Drei Mitarbeiterinnen des Frauenhauses wurden ebenfalls vom Gericht gehört. Dreimal sei die Ukrainerin, die kein Deutsch spricht, in der Schutzeinrichtung gewesen, aber jedesmal sei sie zu ihrem Mann zurückgekehrt. Sie sei sehr besorgt, um das Wohl des gemeinsamen Sohnes gewesen.
Einmal sei sie betrunken von einem Besuch beim Angeklagten zurückgekehrt.
Was konnte der Sohn zu den Vorwürfen gegen seinen Vater sagen? Er war zur Tatzeit nicht in der Wohnung, sondern bei den Großeltern in Polen. Er lebt jetzt bei der Mutter, die mit ihm nach Aachen gezogen ist. Das Gericht hatte ihn darauf hinweisen lassen, daß er beim Landgericht keine Aussage machen müsse.
Schüchtern betrat der 15-jährige Junge trotzdem den Gerichtssaal. Noch einmal belehrte ihn die vorsitzende Richterin: „Du musst hier nichts sagen.“ Doch, er wolle auf Fragen antworten. Er berichtet von Schlägen und Schubsen seiner Eltern untereinander „als Alkohol da war.“ Sooft sei das aber nicht gewesen. Dann schildert er, dass seine Mutter ihm im November 2014 eine Knäul mit Klebeband und Haaren gezeigt habe. Dabei sei sie sehr böse gewesen.
Gab es wirklich eine Fesselung? Hat der 44-Jährige seine damalige Ehefrau vergewaltigt?
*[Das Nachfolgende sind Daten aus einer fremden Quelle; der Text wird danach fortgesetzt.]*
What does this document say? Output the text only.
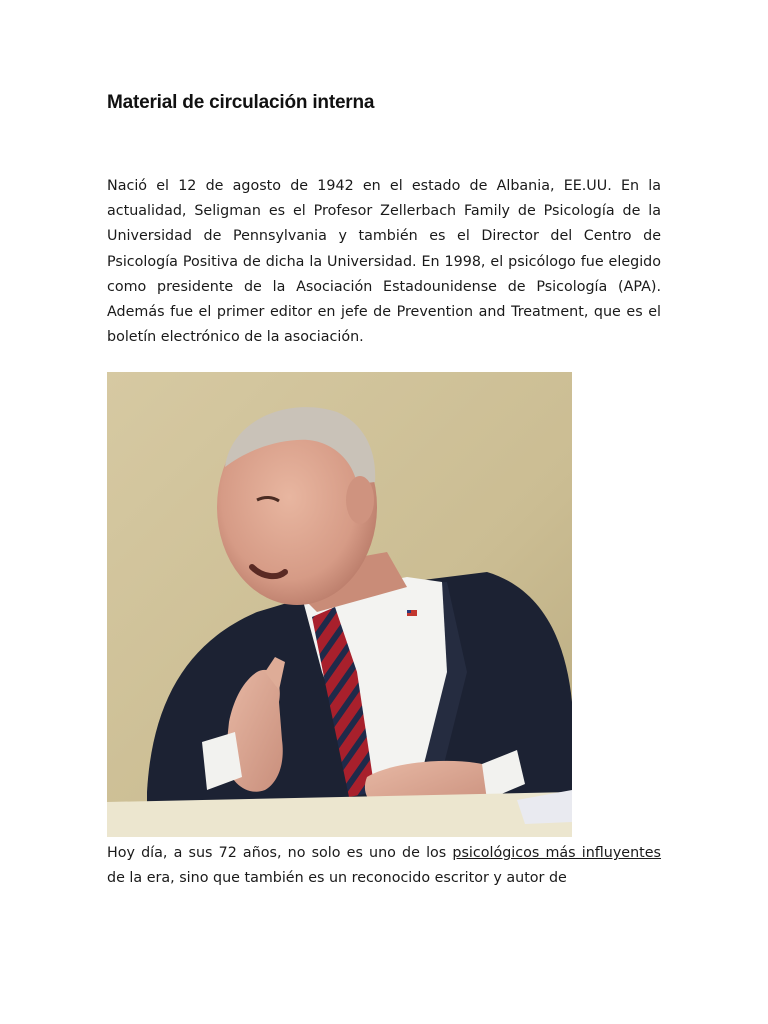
Material de circulación interna

Nació el 12 de agosto de 1942 en el estado de Albania, EE.UU. En la actualidad, Seligman es el Profesor Zellerbach Family de Psicología de la Universidad de Pennsylvania y también es el Director del Centro de Psicología Positiva de dicha la Universidad. En 1998, el psicólogo fue elegido como presidente de la Asociación Estadounidense de Psicología (APA). Además fue el primer editor en jefe de Prevention and Treatment, que es el boletín electrónico de la asociación.

Hoy día, a sus 72 años, no solo es uno de los psicológicos más influyentes de la era, sino que también es un reconocido escritor y autor de
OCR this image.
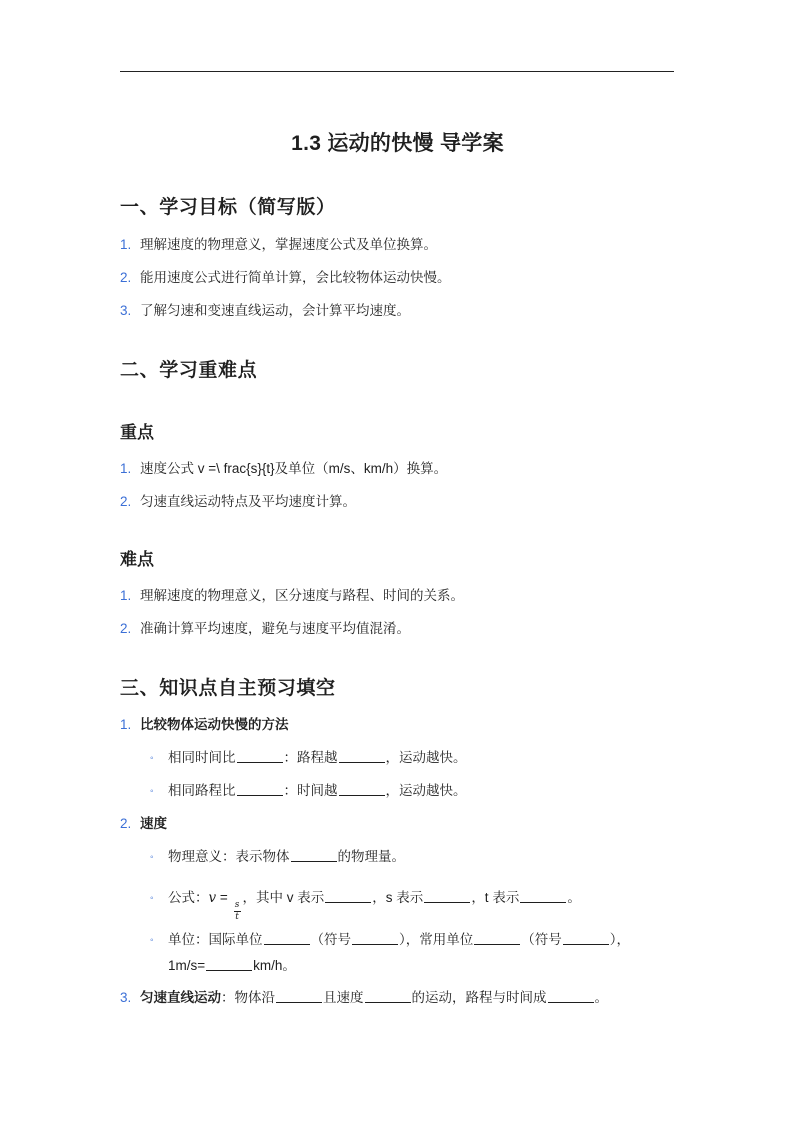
1.3 运动的快慢 导学案
一、学习目标（简写版）
1. 理解速度的物理意义，掌握速度公式及单位换算。
2. 能用速度公式进行简单计算，会比较物体运动快慢。
3. 了解匀速和变速直线运动，会计算平均速度。
二、学习重难点
重点
1. 速度公式 v =\ frac{s}{t}及单位（m/s、km/h）换算。
2. 匀速直线运动特点及平均速度计算。
难点
1. 理解速度的物理意义，区分速度与路程、时间的关系。
2. 准确计算平均速度，避免与速度平均值混淆。
三、知识点自主预习填空
1. 比较物体运动快慢的方法
◦ 相同时间比	：路程越	，运动越快。
◦ 相同路程比	：时间越	，运动越快。
2. 速度
◦ 物理意义：表示物体	的物理量。
◦ 公式：v =
$\frac{s}{t}$
，其中 v 表示	，s 表示	，t 表示	。
◦ 单位：国际单位	（符号	），常用单位	（符号	），
1m/s=	km/h。
3. 匀速直线运动：物体沿	且速度	的运动，路程与时间成	。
Der Staatsanwalt blieb in seinem Plädoyer bei seinem Vorwurf, schwächte ihn allerdings ab. Es sei nicht festzustellen, daß das Klebeband als Werkzeug eingesetzt wurde, um die Frau sexuell zu missbrauchen. Es bliebe aber eine Vergewaltigung und die Freiheitsberaubung. Er beantragte eine Freiheitsstrafe von 2 Jahren und 6 Monaten. Die Nebenklagevertreterin Olga Schöler-Stambulova betonte, daß ihre Mandantin sich nach langen Jahren in denen sie Gewalt ertragen mußte, entschlossen habe, den Angeklagten anzuzeigen. Die Mandantin wünsche sich, daß ihr geglaubt werde. Ganz anders Verteidiger Jörg Mölders: Die Ex-Ehefrau habe nachweislich in mehrern Punkten die Unwahrheit gesagt. Deshalb sei sie in Gänze unglaubwürdig: „Das reicht für eine Verurteilung nicht aus.“
Das „letzte Wort“ des Angeklagten waren viele Worte. 25 Minuten lang redete der Angeklagte wie ein Wasserfall, seine Dolmetscherin erbrachte eine Höchstleistung. Wiederum bestritt der 44-Jährige die Vorwürfe.
Es folgte das Urteil: Der Angeklagte wurde freigesprochen. Das Fehlen von objektiven Beweismitteln und die nicht konstante Aussage der Belastungszeugin können nicht Grundlage einer Verurteilung sein.